Red-Cockaded Woodpecker 📸: The Nature Conservancy
March brought lots to celebrate, and not just the start of spring! March 3rd was World Wildlife Day!
On March 3rd, 1973, The United Nations General Assembly signed CITES, or the Convention on International Trade in Endangered Species of Wild Fauna and Flora. Did you know that over 68 species are considered “State Endangered” by the Virginia Department of Wildlife Resources? Some of the species are only found nowhere else in the world besides Virginia!

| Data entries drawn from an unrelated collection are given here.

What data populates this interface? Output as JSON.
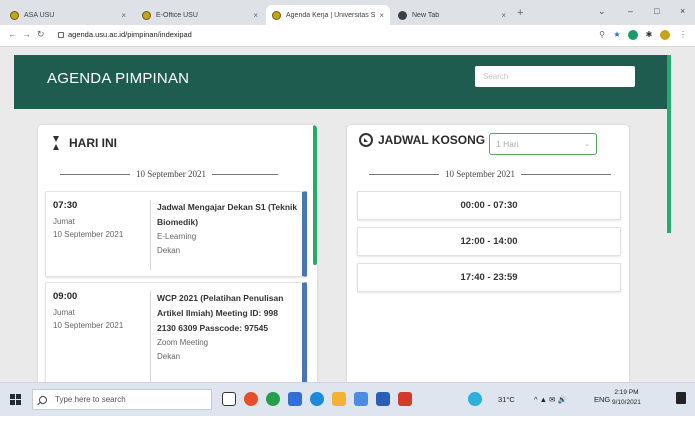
{
  "browser": {
    "tabs": [
      {
        "title": "ASA USU",
        "active": false
      },
      {
        "title": "E-Office USU",
        "active": false
      },
      {
        "title": "Agenda Kerja | Universitas Sumat",
        "active": true
      },
      {
        "title": "New Tab",
        "active": false
      }
    ],
    "tab_close": "×",
    "new_tab": "+",
    "url": "agenda.usu.ac.id/pimpinan/indexipad"
  },
  "header": {
    "title": "AGENDA PIMPINAN",
    "search_placeholder": "Search"
  },
  "today": {
    "heading": "HARI INI",
    "date": "10 September 2021",
    "events": [
      {
        "time": "07:30",
        "day": "Jumat",
        "date": "10 September 2021",
        "title": "Jadwal Mengajar Dekan S1 (Teknik Biomedik)",
        "location": "E-Learning",
        "person": "Dekan"
      },
      {
        "time": "09:00",
        "day": "Jumat",
        "date": "10 September 2021",
        "title": "WCP 2021 (Pelatihan Penulisan Artikel Ilmiah) Meeting ID: 998 2130 6309 Passcode: 97545",
        "location": "Zoom Meeting",
        "person": "Dekan"
      }
    ]
  },
  "free_schedule": {
    "heading": "JADWAL KOSONG",
    "range_selected": "1 Hari",
    "date": "10 September 2021",
    "slots": [
      "00:00 - 07:30",
      "12:00 - 14:00",
      "17:40 - 23:59"
    ]
  },
  "taskbar": {
    "search_placeholder": "Type here to search",
    "weather": "31°C",
    "language": "ENG",
    "time": "2:19 PM",
    "date": "9/10/2021"
  },
  "colors": {
    "header_bg": "#1e5c50",
    "accent_green": "#28a96e",
    "card_border_blue": "#4a76b0"
  }
}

These species live in the vastly different ecosystems across our beautiful state. North America’s smallest turtle, the bog turtle, which measures only 4 inches, and one of the rarest butterflies in the US, the Mitchell’s satyr, both live in wetlands. The red-cockaded woodpecker, Peter’s Mountain Mallow, and the Delmarva fox squirrel reside in Virginia forests. In our waterways live fish like the Blackside Dace and the Roanoke logperch. Many species like the Virginia fringed mountain snail, Virginia spiraea, and Virginia Sneezeweed thrive up in the mountains.
Conservation Partners has worked to put properties in 56 different counties into conservation easements. The preserved land protects the food, water, and shelter that are essential to the existence of wildlife (and humanity!). From the coast and the mountains to the fields and forests between, CP helps to conserve the valuable habitats of the over “10,000 species of birds, mammals, fish, reptiles, amphibians. And different forms of invertebrates.”
“Wildlife is a public resource and, as such, the state must ensure that populations remain healthy to be enjoyed by future generations… Because the majority of wildlife live on private lands, public education and partnerships with individual land owners are extremely important to the overall health of all wildlife.”
–Virginia Department of Education
We can’t just protect wildlife on March 3rd. Instead, we need to place valuable habitats into land easements where they will be valued every day in perpetuity by land owners and wildlife alike.